Beginner: Searching MAST using astroquery.mast#

Introduction and Goals:#

This is a beginner tutorial on accessing the MAST Archive using the Astroquery API. We’ll cover the major search features you might find useful when querying for observations. By the end of this tutorial, you will:

  • Understand how to search for observations hosted on the MAST Archive

  • Download data products corresponding to your observations of interest

  • Create a visual display of the downloaded data

Automated testing has found an error in this Notebook. The authors have been notified and are working on the issue; in the meantime, please use this as a reference only.

Table of Contents#

  • Imports

  • Three ways to search for MAST observations

    • By Region

    • By Object Name

    • By Criteria

  • Getting Associated Data Products

    • Performing a Product Query

    • Filtering Data Products

  • Downloading Products

  • Displaying Data

  • Further Reading

Imports#

Let’s start by importing the packages we need for this notebook.

  • astroquery.mast to access the MAST API

  • astropy to create coordinate objects and access the data

  • matplotlib to plot the data

from astropy.coordinates import SkyCoord
from astroquery.mast import Observations
from astropy.io import fits
from matplotlib.colors import SymLogNorm

import matplotlib.pyplot as plt

%matplotlib inline

Three Ways to Search for MAST Observations#

1. By Region#

To search by coordinates (and a radius), you can use query_region.

The coordinates can be given as a string or astropy.coordinates object, and the radius as a string or float object. If no radius is specified, the default is 0.2 degrees.

Let’s try an example search with the coordinates (322.49324, 12.16683) and no radius.

# This will give a warning that the coordinates are being interpreted as an ICRS coordinate provided in degrees
obsByRegion = Observations.query_region("322.49324 12.16683")
len(obsByRegion)

Excellent! At the time of writing, this search returns 2240 results. As the MAST archive grows, this number increases; you might see a larger value. Let’s take a look a subset of the results.

# Preview the first 3 results
obsByRegion[:3].show_in_notebook()

The columns of the above table (there are many!) correspond to searchable fields in the MAST database. You can find the full list of criteria here and an example of performing a search by criteria down below.

If we want to avoid that pesky warning from the search above we can create a coordinates object and pass it to our search. Let’s try that now, and in addition, let’s add a radius of 1 arcsecond to this search.

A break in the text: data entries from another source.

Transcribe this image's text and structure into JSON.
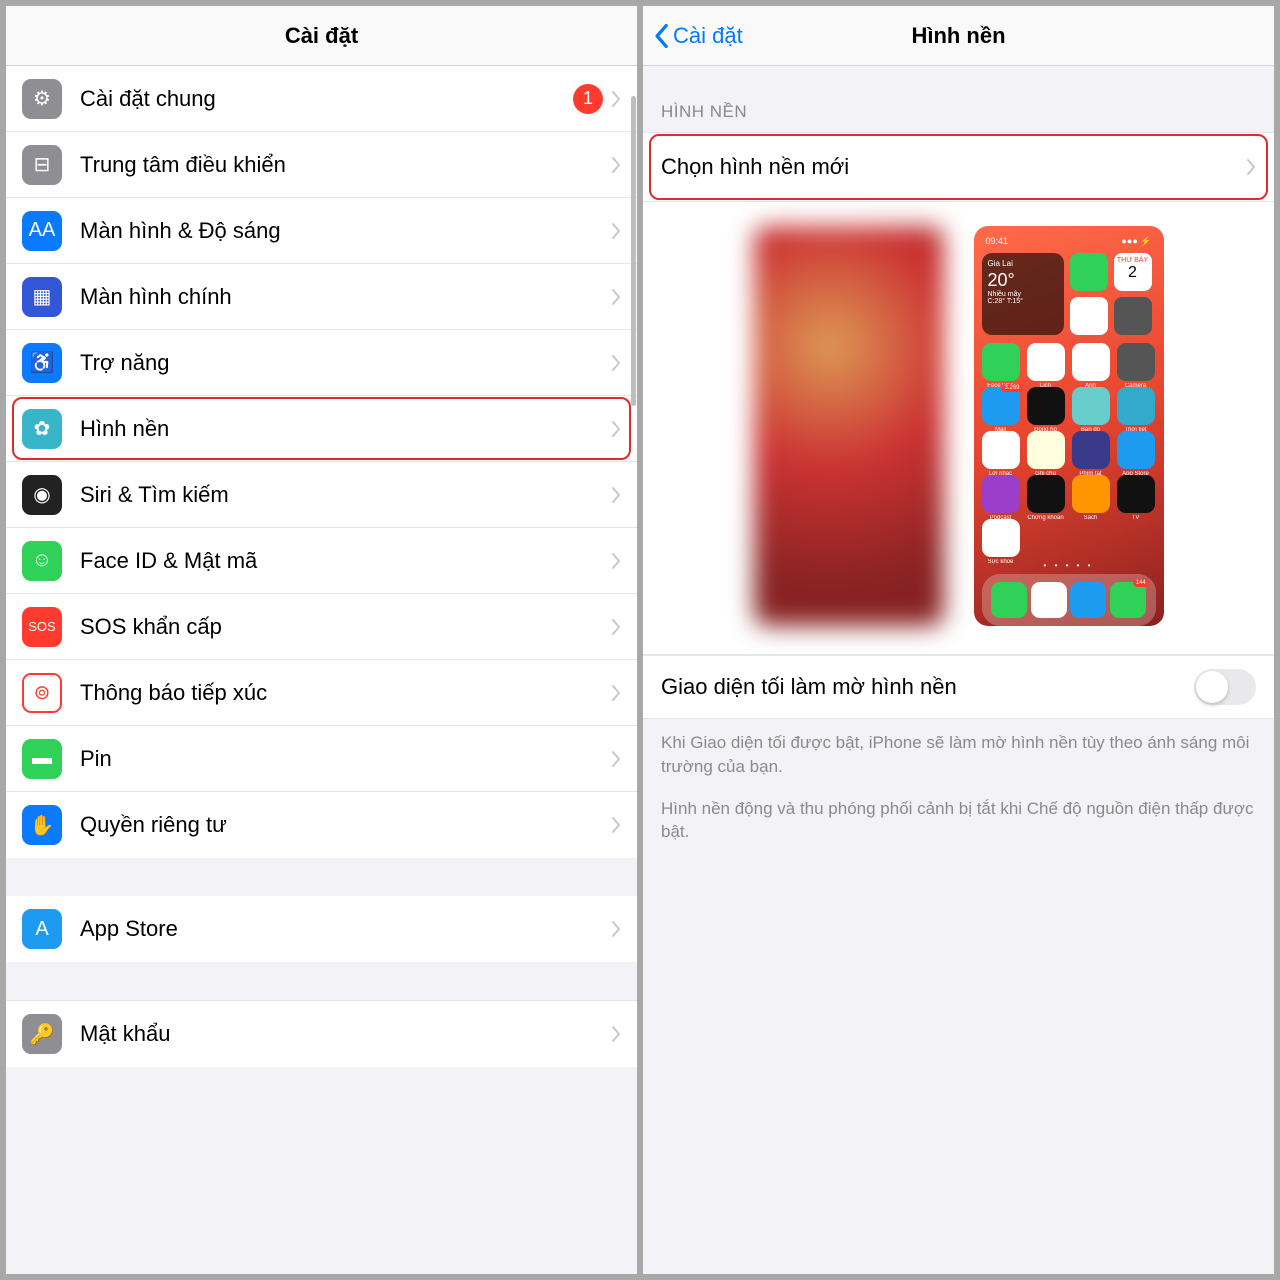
{
  "left": {
    "title": "Cài đặt",
    "items": [
      {
        "key": "general",
        "label": "Cài đặt chung",
        "badge": "1",
        "iconBg": "#8e8e93",
        "iconGlyph": "⚙"
      },
      {
        "key": "control",
        "label": "Trung tâm điều khiển",
        "iconBg": "#8e8e93",
        "iconGlyph": "⊟"
      },
      {
        "key": "display",
        "label": "Màn hình & Độ sáng",
        "iconBg": "#0a7aff",
        "iconGlyph": "AA"
      },
      {
        "key": "home",
        "label": "Màn hình chính",
        "iconBg": "#3355d8",
        "iconGlyph": "▦"
      },
      {
        "key": "access",
        "label": "Trợ năng",
        "iconBg": "#0a7aff",
        "iconGlyph": "♿"
      },
      {
        "key": "wallpaper",
        "label": "Hình nền",
        "iconBg": "#39b5c9",
        "iconGlyph": "✿",
        "highlight": true
      },
      {
        "key": "siri",
        "label": "Siri & Tìm kiếm",
        "iconBg": "#222",
        "iconGlyph": "◉"
      },
      {
        "key": "faceid",
        "label": "Face ID & Mật mã",
        "iconBg": "#30d158",
        "iconGlyph": "☺"
      },
      {
        "key": "sos",
        "label": "SOS khẩn cấp",
        "iconBg": "#ff3b30",
        "iconGlyph": "SOS",
        "small": true
      },
      {
        "key": "exposure",
        "label": "Thông báo tiếp xúc",
        "iconBg": "#fff",
        "iconBorder": "#ff3b30",
        "iconGlyph": "⊚",
        "iconColor": "#ff3b30"
      },
      {
        "key": "battery",
        "label": "Pin",
        "iconBg": "#30d158",
        "iconGlyph": "▬"
      },
      {
        "key": "privacy",
        "label": "Quyền riêng tư",
        "iconBg": "#0a7aff",
        "iconGlyph": "✋"
      }
    ],
    "items2": [
      {
        "key": "appstore",
        "label": "App Store",
        "iconBg": "#1d9bf0",
        "iconGlyph": "A"
      }
    ],
    "items3": [
      {
        "key": "passwords",
        "label": "Mật khẩu",
        "iconBg": "#8e8e93",
        "iconGlyph": "🔑"
      }
    ]
  },
  "right": {
    "back": "Cài đặt",
    "title": "Hình nền",
    "sectionHeader": "HÌNH NỀN",
    "choose": "Chọn hình nền mới",
    "toggleLabel": "Giao diện tối làm mờ hình nền",
    "footer1": "Khi Giao diện tối được bật, iPhone sẽ làm mờ hình nền tùy theo ánh sáng môi trường của bạn.",
    "footer2": "Hình nền động và thu phóng phối cảnh bị tắt khi Chế độ nguồn điện thấp được bật.",
    "home": {
      "time": "09:41",
      "loc": "Gia Lai",
      "temp": "20°",
      "cond": "Nhiều mây",
      "range": "C:28° T:15°",
      "day": "THỨ BẢY",
      "daynum": "2",
      "apps": [
        {
          "l": "FaceTime",
          "c": "#30d158"
        },
        {
          "l": "Lịch",
          "c": "#fff"
        },
        {
          "l": "Ảnh",
          "c": "#fff"
        },
        {
          "l": "Camera",
          "c": "#555"
        },
        {
          "l": "Mail",
          "c": "#1d9bf0",
          "b": "3.269"
        },
        {
          "l": "Đồng hồ",
          "c": "#111"
        },
        {
          "l": "Bản đồ",
          "c": "#6cc"
        },
        {
          "l": "Thời tiết",
          "c": "#3ac"
        },
        {
          "l": "Lời nhắc",
          "c": "#fff"
        },
        {
          "l": "Ghi chú",
          "c": "#ffd"
        },
        {
          "l": "Phím tắt",
          "c": "#3a3a8a"
        },
        {
          "l": "App Store",
          "c": "#1d9bf0"
        },
        {
          "l": "Podcast",
          "c": "#9b3ec9"
        },
        {
          "l": "Chứng khoán",
          "c": "#111"
        },
        {
          "l": "Sách",
          "c": "#ff9500"
        },
        {
          "l": "TV",
          "c": "#111"
        },
        {
          "l": "Sức khỏe",
          "c": "#fff"
        }
      ],
      "dock": [
        {
          "c": "#30d158"
        },
        {
          "c": "#fff"
        },
        {
          "c": "#1d9bf0"
        },
        {
          "c": "#30d158",
          "b": "144"
        }
      ]
    }
  }
}
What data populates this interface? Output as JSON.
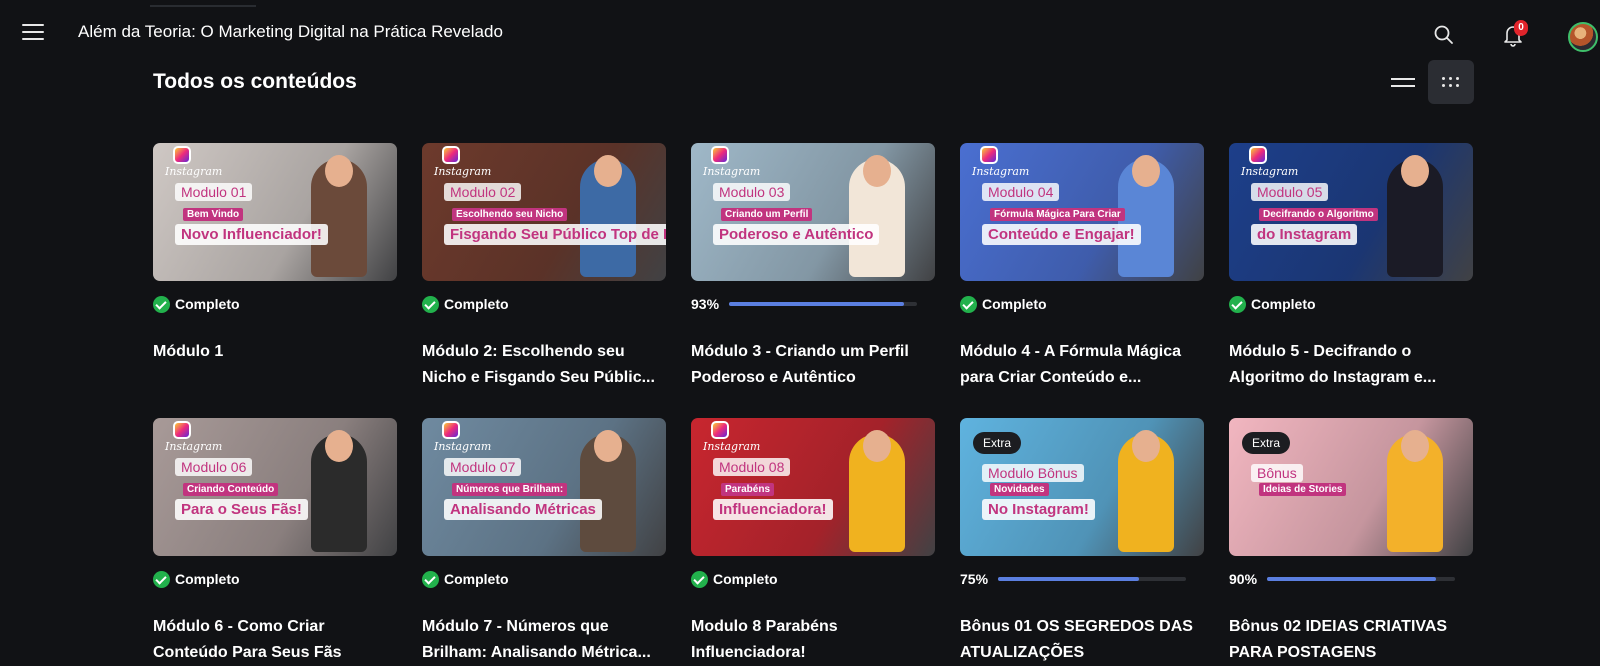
{
  "header": {
    "title": "Além da Teoria: O Marketing Digital na Prática Revelado",
    "notifications_count": "0"
  },
  "section": {
    "title": "Todos os conteúdos"
  },
  "cards": [
    {
      "title": "Módulo 1",
      "status": "Completo",
      "progress": 100,
      "thumb": {
        "tag": "Modulo 01",
        "sub1": "Bem Vindo",
        "sub2": "Novo Influenciador!",
        "bg": "#cfc8c4",
        "extra": ""
      }
    },
    {
      "title": "Módulo 2: Escolhendo seu Nicho e Fisgando Seu Públic...",
      "status": "Completo",
      "progress": 100,
      "thumb": {
        "tag": "Modulo 02",
        "sub1": "Escolhendo seu Nicho",
        "sub2": "Fisgando Seu Público Top de Linha",
        "bg": "#6d3a2c",
        "extra": ""
      }
    },
    {
      "title": "Módulo 3 - Criando um Perfil Poderoso e Autêntico",
      "status": "",
      "progress": 93,
      "progress_label": "93%",
      "thumb": {
        "tag": "Modulo 03",
        "sub1": "Criando um Perfil",
        "sub2": "Poderoso e Autêntico",
        "bg": "#9fb8c8",
        "extra": ""
      }
    },
    {
      "title": "Módulo 4 - A Fórmula Mágica para Criar Conteúdo e...",
      "status": "Completo",
      "progress": 100,
      "thumb": {
        "tag": "Modulo 04",
        "sub1": "Fórmula Mágica Para Criar",
        "sub2": "Conteúdo e Engajar!",
        "bg": "#4a6fd1",
        "extra": ""
      }
    },
    {
      "title": "Módulo 5 - Decifrando o Algoritmo do Instagram e...",
      "status": "Completo",
      "progress": 100,
      "thumb": {
        "tag": "Modulo 05",
        "sub1": "Decifrando o Algoritmo",
        "sub2": "do Instagram",
        "bg": "#1d3f8a",
        "extra": ""
      }
    },
    {
      "title": "Módulo 6 - Como Criar Conteúdo Para Seus Fãs",
      "status": "Completo",
      "progress": 100,
      "thumb": {
        "tag": "Modulo 06",
        "sub1": "Criando Conteúdo",
        "sub2": "Para o Seus Fãs!",
        "bg": "#a89a98",
        "extra": ""
      }
    },
    {
      "title": "Módulo 7 - Números que Brilham: Analisando Métrica...",
      "status": "Completo",
      "progress": 100,
      "thumb": {
        "tag": "Modulo 07",
        "sub1": "Números que Brilham:",
        "sub2": "Analisando Métricas",
        "bg": "#6f8aa0",
        "extra": ""
      }
    },
    {
      "title": "Modulo 8 Parabéns Influenciadora!",
      "status": "Completo",
      "progress": 100,
      "thumb": {
        "tag": "Modulo 08",
        "sub1": "Parabéns",
        "sub2": "Influenciadora!",
        "bg": "#c8262f",
        "extra": ""
      }
    },
    {
      "title": "Bônus 01 OS SEGREDOS DAS ATUALIZAÇÕES",
      "status": "",
      "progress": 75,
      "progress_label": "75%",
      "thumb": {
        "tag": "Modulo Bônus",
        "sub1": "Novidades",
        "sub2": "No Instagram!",
        "bg": "#5fb3df",
        "extra": "Extra"
      }
    },
    {
      "title": "Bônus 02 IDEIAS CRIATIVAS PARA POSTAGENS",
      "status": "",
      "progress": 90,
      "progress_label": "90%",
      "thumb": {
        "tag": "Bônus",
        "sub1": "Ideias de Stories",
        "sub2": "",
        "bg": "#f2b6c0",
        "extra": "Extra"
      }
    }
  ],
  "colors": {
    "complete": "#22b14c",
    "progress": "#5b7fe0",
    "accent": "#c1347f"
  }
}
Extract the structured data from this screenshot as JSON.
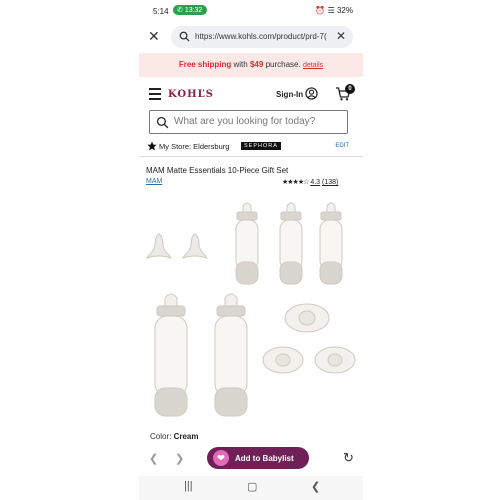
{
  "status": {
    "time": "5:14",
    "call": "13:32",
    "battery": "32%"
  },
  "browser": {
    "url": "https://www.kohls.com/product/prd-7("
  },
  "promo": {
    "strong": "Free shipping",
    "with": "with",
    "amount": "$49",
    "purchase": "purchase.",
    "details": "details"
  },
  "header": {
    "logo": "KOHĽS",
    "signin": "Sign-In",
    "cart_count": "0"
  },
  "search": {
    "placeholder": "What are you looking for today?"
  },
  "store": {
    "label": "My Store: Eldersburg",
    "sephora": "SEPHORA",
    "edit": "EDIT"
  },
  "product": {
    "title": "MAM Matte Essentials 10-Piece Gift Set",
    "brand": "MAM",
    "rating_value": "4.3",
    "review_count": "(138)",
    "rating": 4.3,
    "color_label": "Color:",
    "color_value": "Cream"
  },
  "actions": {
    "add_label": "Add to Babylist"
  },
  "colors": {
    "accent": "#6f2157",
    "heart": "#e26ab9",
    "promo_red": "#d32f2f",
    "link": "#2a6fb0",
    "bottle": "#d9d6cf"
  }
}
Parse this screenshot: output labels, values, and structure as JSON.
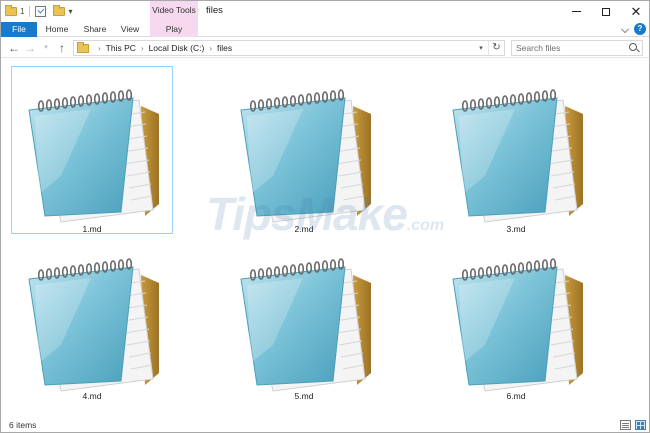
{
  "window": {
    "title": "files",
    "contextual_group": "Video Tools",
    "qat_number": "1"
  },
  "ribbon": {
    "tabs": [
      {
        "label": "File",
        "kind": "file"
      },
      {
        "label": "Home",
        "kind": "normal"
      },
      {
        "label": "Share",
        "kind": "normal"
      },
      {
        "label": "View",
        "kind": "normal"
      },
      {
        "label": "Play",
        "kind": "contextual"
      }
    ]
  },
  "address": {
    "breadcrumbs": [
      "This PC",
      "Local Disk (C:)",
      "files"
    ]
  },
  "search": {
    "placeholder": "Search files"
  },
  "files": [
    {
      "name": "1.md",
      "selected": true
    },
    {
      "name": "2.md",
      "selected": false
    },
    {
      "name": "3.md",
      "selected": false
    },
    {
      "name": "4.md",
      "selected": false
    },
    {
      "name": "5.md",
      "selected": false
    },
    {
      "name": "6.md",
      "selected": false
    }
  ],
  "file_icon": "notepad-icon",
  "watermark": {
    "main": "TipsMake",
    "suffix": ".com"
  },
  "status": {
    "item_count": "6 items"
  },
  "colors": {
    "file_tab": "#1979ca",
    "contextual": "#f6d8ef",
    "selection_border": "#99d1ff"
  }
}
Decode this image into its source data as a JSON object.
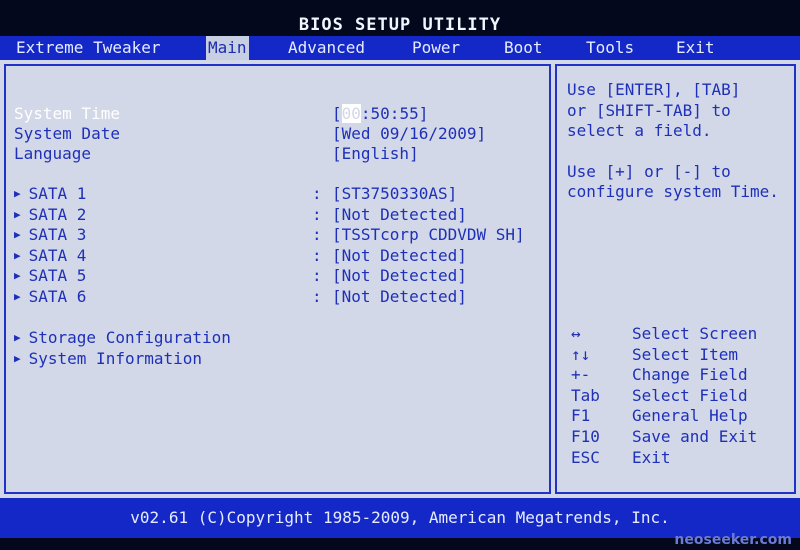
{
  "title": "BIOS SETUP UTILITY",
  "tabs": [
    {
      "label": "Extreme Tweaker"
    },
    {
      "label": "Main"
    },
    {
      "label": "Advanced"
    },
    {
      "label": "Power"
    },
    {
      "label": "Boot"
    },
    {
      "label": "Tools"
    },
    {
      "label": "Exit"
    }
  ],
  "main": {
    "system_time": {
      "label": "System Time",
      "value_cursor": "00",
      "value_rest": ":50:55]",
      "open": "["
    },
    "system_date": {
      "label": "System Date",
      "value": "[Wed 09/16/2009]"
    },
    "language": {
      "label": "Language",
      "value": "[English]"
    },
    "sata": [
      {
        "label": "SATA 1",
        "value": "[ST3750330AS]"
      },
      {
        "label": "SATA 2",
        "value": "[Not Detected]"
      },
      {
        "label": "SATA 3",
        "value": "[TSSTcorp CDDVDW SH]"
      },
      {
        "label": "SATA 4",
        "value": "[Not Detected]"
      },
      {
        "label": "SATA 5",
        "value": "[Not Detected]"
      },
      {
        "label": "SATA 6",
        "value": "[Not Detected]"
      }
    ],
    "colon": ":",
    "submenus": [
      {
        "label": "Storage Configuration"
      },
      {
        "label": "System Information"
      }
    ]
  },
  "help": {
    "line1": "Use [ENTER], [TAB]",
    "line2": "or [SHIFT-TAB] to",
    "line3": "select a field.",
    "line4": "Use [+] or [-] to",
    "line5": "configure system Time.",
    "keys": [
      {
        "key": "↔",
        "desc": "Select Screen"
      },
      {
        "key": "↑↓",
        "desc": "Select Item"
      },
      {
        "key": "+-",
        "desc": "Change Field"
      },
      {
        "key": "Tab",
        "desc": "Select Field"
      },
      {
        "key": "F1",
        "desc": "General Help"
      },
      {
        "key": "F10",
        "desc": "Save and Exit"
      },
      {
        "key": "ESC",
        "desc": "Exit"
      }
    ]
  },
  "footer": "v02.61 (C)Copyright 1985-2009, American Megatrends, Inc.",
  "watermark": "neoseeker.com",
  "icons": {
    "submenu_arrow": "▶"
  }
}
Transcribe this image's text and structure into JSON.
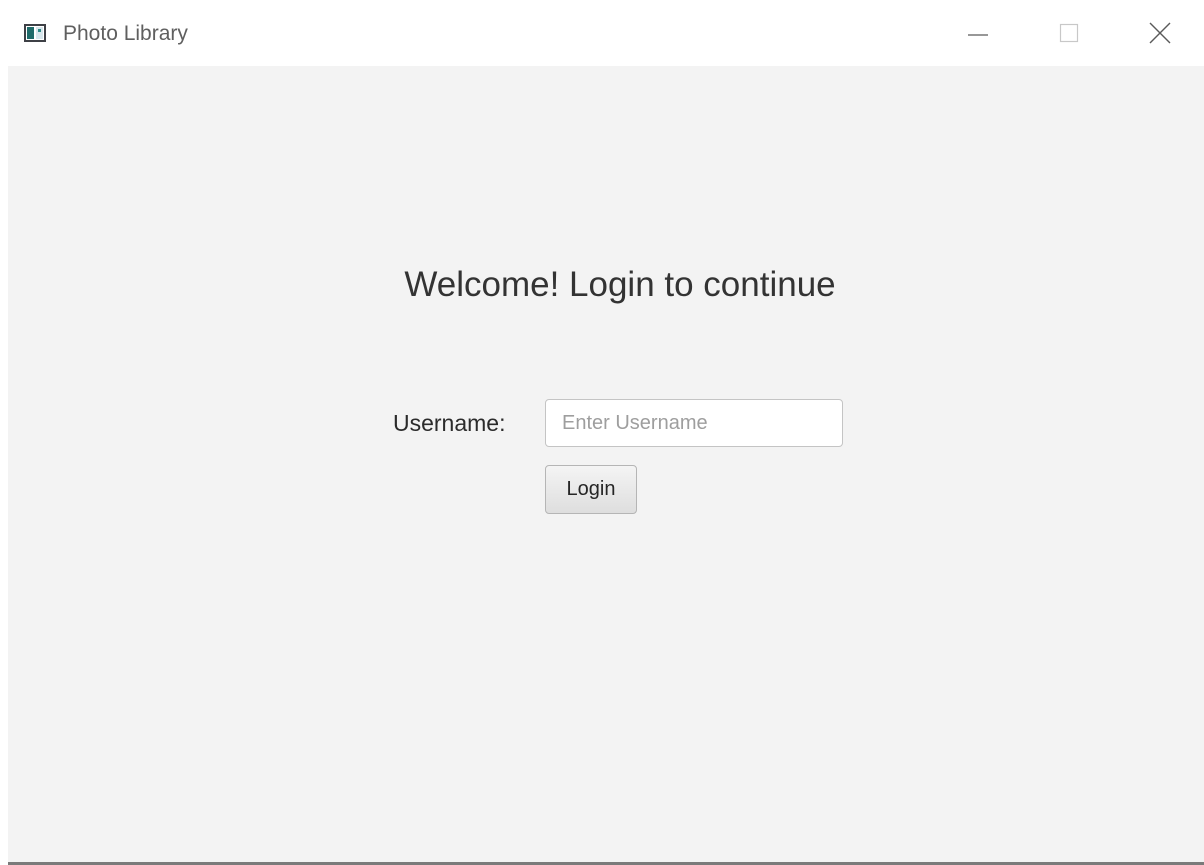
{
  "window": {
    "title": "Photo Library",
    "icon": "app-window-icon",
    "controls": [
      "minimize-icon",
      "maximize-icon",
      "close-icon"
    ]
  },
  "login": {
    "heading": "Welcome! Login to continue",
    "username_label": "Username:",
    "username_placeholder": "Enter Username",
    "username_value": "",
    "login_button": "Login"
  },
  "colors": {
    "content_background": "#f3f3f3",
    "titlebar_background": "#ffffff",
    "text": "#333333"
  }
}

# Set up our coordinates object
coord = SkyCoord(290.213503, -11.800746, unit='deg')

# Same search as above, now with a radius of 1 arcsecond
obsByRegion2 = Observations.query_region(coord, radius='1s')
len(obsByRegion2)

Sanity check: we expect that as the radius gets smaller, we get fewer results. In this case, only 15 results are returned.

Let’s take a look at the results again, but let’s limit the columns that get displayed.

# Let's limit the number of columns we see at once
columns = ['obs_collection', 'intentType', 'instrument_name', 
            'target_name', 't_exptime', 'filters', 'dataproduct_type']

# Show the results with the above columns only
obsByRegion2[columns].show_in_notebook()

This “streamlined” view is helpful: it avoids visual clutter and helps you to focus on the fields that are most relevant to your search.

2. By Object Name#

To search for an object by name, you can use the query.object function. This function also optionally allows you to specify a radius.

The object name is first resolved to coordinates by a call to the Simbad and NED archives. Then, the search proceeeds based on these coordinates.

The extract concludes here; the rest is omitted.